My capstone contributes toward a non-invasive alternative to knee joint distraction surgery, which has shown promising clinical outcomes but remains limited by surgical burden, infection risk, and low patient acceptance. Methods included determining clinical requirements, refining an existing prototype, assembling and validating an electronic distraction device, and evaluating performance through force testing and X-ray imaging of joint space width. The project sought to determine whether the device could produce meaningful and quantifiable distraction while moving toward a design that could eventually be clinically tested with greater patient comfort and accessibility.

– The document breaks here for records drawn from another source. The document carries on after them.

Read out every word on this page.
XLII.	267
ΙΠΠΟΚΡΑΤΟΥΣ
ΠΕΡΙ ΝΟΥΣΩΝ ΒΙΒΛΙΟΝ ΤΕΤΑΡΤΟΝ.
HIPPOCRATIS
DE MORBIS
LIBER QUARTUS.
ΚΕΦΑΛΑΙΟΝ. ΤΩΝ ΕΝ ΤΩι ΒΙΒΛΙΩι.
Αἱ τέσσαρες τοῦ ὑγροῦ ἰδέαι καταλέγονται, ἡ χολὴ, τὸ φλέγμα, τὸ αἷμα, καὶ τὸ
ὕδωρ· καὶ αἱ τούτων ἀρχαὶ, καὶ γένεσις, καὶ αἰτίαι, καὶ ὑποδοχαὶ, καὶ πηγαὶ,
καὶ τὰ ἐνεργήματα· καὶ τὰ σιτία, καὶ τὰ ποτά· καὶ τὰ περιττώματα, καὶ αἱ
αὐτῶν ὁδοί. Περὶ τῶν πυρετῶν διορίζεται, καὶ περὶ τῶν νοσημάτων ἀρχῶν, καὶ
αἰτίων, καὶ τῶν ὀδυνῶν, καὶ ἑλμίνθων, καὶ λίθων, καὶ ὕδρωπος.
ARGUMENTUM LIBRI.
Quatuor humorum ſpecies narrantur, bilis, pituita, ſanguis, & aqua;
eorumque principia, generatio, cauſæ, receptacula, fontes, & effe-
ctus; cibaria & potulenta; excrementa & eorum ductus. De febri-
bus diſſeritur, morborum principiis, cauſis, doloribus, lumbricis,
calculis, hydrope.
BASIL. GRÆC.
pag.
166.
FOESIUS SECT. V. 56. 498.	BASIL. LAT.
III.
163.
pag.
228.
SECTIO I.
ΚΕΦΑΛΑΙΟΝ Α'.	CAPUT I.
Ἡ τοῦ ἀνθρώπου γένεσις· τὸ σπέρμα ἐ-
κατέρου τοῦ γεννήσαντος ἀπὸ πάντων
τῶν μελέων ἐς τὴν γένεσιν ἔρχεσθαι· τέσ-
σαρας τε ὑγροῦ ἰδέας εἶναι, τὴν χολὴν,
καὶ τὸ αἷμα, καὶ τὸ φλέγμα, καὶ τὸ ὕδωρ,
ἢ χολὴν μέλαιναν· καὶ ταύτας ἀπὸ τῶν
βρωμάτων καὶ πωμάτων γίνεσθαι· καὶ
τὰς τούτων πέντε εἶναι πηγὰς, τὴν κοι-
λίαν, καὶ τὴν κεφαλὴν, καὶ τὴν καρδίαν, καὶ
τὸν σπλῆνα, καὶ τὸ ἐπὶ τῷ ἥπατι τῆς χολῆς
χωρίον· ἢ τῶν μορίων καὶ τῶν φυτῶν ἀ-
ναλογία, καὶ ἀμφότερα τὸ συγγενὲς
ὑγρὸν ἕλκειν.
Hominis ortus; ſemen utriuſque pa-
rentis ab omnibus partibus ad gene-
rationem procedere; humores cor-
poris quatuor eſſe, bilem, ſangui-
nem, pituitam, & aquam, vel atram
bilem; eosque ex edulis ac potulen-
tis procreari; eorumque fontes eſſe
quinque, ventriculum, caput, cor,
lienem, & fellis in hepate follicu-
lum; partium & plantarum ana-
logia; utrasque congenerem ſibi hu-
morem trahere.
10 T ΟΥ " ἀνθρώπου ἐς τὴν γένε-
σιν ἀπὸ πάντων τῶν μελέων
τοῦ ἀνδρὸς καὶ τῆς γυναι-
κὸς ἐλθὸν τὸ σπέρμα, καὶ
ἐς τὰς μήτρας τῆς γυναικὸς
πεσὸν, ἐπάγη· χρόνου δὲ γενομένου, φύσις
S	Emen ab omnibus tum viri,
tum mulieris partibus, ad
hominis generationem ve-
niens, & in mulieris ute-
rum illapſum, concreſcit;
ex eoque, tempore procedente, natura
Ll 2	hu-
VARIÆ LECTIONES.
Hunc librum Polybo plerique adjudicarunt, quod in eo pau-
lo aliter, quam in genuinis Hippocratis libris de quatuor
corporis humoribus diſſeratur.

Testing confirmed that the orthosis effectively provides limited, non-invasive distraction, with a maximum of 1.25 mm on the lateral side and a decrease of about 0.5 mm on the medial side. Despite not fully reaching x-fix distraction levels, this is a successful proof of concept. Results showed a non-linear force-distraction relationship, with variability due to brace slippage dependent on fit and force applied. Overall, this is particularly successful due to the non-invasive nature, fit issues with specific cadavers, and the non-arthritic nature of the cadaver knee, which would have less distraction than an arthritic joint due to cartilage degradation. Clinical trials will be needed to assess fit, comfort, slippage, and regeneration over time.
My STS paper asks how reimbursement infrastructures, specifically Medicare coverage, coding, and payment systems, make billability a foundational design constraint. This is significant because it shifts attention from FDA clearance alone toward the administrative systems that govern adoption and patient access. Using qualitative case-study methodology grounded in document analysis and Actor-Network Theory, the research draws on CMS coverage determinations, fee schedules, and CPT code descriptors to outline how reimbursement criteria become embedded in device design and clinical workflows.
The evidence shows reimbursement systems do not simply follow innovation but actively shape it. Across cases involving CPT code transitions, coverage determinations, remote patient monitoring requirements, and orthotic documentation rules, billability functions as an obligatory passage point, reorganizing what counts as evidence and which institutions can provide access. The paper concludes that in Medicare-linked markets, billability can become a stronger constraint than clinical effectiveness alone, operating as a hidden specification that structures clinical practice and distributes access unevenly across providers and patients.